1960年生まれ。東大大学病院 医学系研究科総合放射線腫瘍学講座特任教授。すべてのがんの診断と治療に精通するエキスパート。がん対策推進協議会委員も務めるほか、子供向けのがん教育にも力を入れる。「がんのひみつ」「切らずに治すがん治療」など著書多数。

ロックバンドHATTALLICAのメンバーが他界…「副鼻腔がん」長引く鼻詰まりは念のためCTを

公開日: 更新日:

 ロックバンドMETALLICAのトリビュートバンドとして知られるHATTALLICAのリーダー・Kirz Hammettさんが亡くなったことが報じられました。

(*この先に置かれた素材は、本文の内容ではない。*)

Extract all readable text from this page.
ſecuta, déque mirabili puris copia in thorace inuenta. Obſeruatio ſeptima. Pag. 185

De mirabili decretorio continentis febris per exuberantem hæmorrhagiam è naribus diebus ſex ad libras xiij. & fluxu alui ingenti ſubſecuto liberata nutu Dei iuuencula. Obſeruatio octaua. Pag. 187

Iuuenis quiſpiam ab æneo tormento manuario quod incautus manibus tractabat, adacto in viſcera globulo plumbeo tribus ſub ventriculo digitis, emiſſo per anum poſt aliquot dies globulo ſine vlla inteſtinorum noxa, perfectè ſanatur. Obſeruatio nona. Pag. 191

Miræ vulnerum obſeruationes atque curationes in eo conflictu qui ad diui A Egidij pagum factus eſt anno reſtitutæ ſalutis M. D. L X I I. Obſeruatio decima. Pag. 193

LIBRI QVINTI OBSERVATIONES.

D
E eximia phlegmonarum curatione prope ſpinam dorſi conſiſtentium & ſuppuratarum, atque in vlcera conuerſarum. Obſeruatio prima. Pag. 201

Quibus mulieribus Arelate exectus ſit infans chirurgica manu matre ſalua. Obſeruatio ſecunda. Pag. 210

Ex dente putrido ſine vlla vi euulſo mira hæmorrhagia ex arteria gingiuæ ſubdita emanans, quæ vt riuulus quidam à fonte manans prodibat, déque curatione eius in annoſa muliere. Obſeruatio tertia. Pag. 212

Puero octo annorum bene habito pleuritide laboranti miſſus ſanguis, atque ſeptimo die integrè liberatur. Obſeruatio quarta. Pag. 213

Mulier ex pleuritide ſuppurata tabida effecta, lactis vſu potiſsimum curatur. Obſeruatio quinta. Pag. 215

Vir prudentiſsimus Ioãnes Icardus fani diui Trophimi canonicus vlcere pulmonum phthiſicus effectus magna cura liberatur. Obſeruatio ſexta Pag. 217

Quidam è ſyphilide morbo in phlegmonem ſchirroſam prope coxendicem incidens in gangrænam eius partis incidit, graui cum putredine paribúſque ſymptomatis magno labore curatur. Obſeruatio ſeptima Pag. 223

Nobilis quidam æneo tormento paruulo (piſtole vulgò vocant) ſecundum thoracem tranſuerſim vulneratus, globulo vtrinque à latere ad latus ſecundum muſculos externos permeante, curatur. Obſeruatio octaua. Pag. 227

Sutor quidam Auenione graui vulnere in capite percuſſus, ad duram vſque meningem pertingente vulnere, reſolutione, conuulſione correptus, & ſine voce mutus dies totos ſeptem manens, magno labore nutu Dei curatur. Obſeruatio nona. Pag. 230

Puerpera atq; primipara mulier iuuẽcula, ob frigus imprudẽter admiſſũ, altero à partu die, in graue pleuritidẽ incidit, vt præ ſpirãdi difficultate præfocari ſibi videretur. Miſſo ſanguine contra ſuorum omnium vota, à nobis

 バンドのHPによると、昨年3月にステージ4の副鼻腔がんが発覚。治療で寛解されたものの、今年になって髄膜播種が見つかり、懸命な治療を受ける中、家族に見守られて4月26日に息を引き取ったそうです。

 鼻の内部は鼻腔と呼ばれ、その周りにある4対の骨の空洞を副鼻腔といいます。鼻腔や副鼻腔にできるがんはそれほど多くなく、これらのがんと診断されるのは毎年合計2000人ほど。がん全体は約100万人ですからとても珍しい。副鼻腔がんのうち6~7割を占めて最も多いのが、頬の裏にある上顎洞に発生するタイプです。

 教科書的に症状を挙げると、鼻づまりや鼻血、頬のしびれ、片側の涙などで、進行すると、腫瘍が周りの組織を圧迫するため、眼球の突出、歯のぐらつき、上顎や頬の腫れ、口が開けづらいといった症状も見られるようになります。

 しかし、発生部位で最多の上顎洞にできると、初期は症状を自覚しにくく、進行して見つかることが多い。それで目の近くまで浸潤すると、場合によっては眼窩摘出を余儀なくされ、美容の問題で生活の質が損なわれることもあります。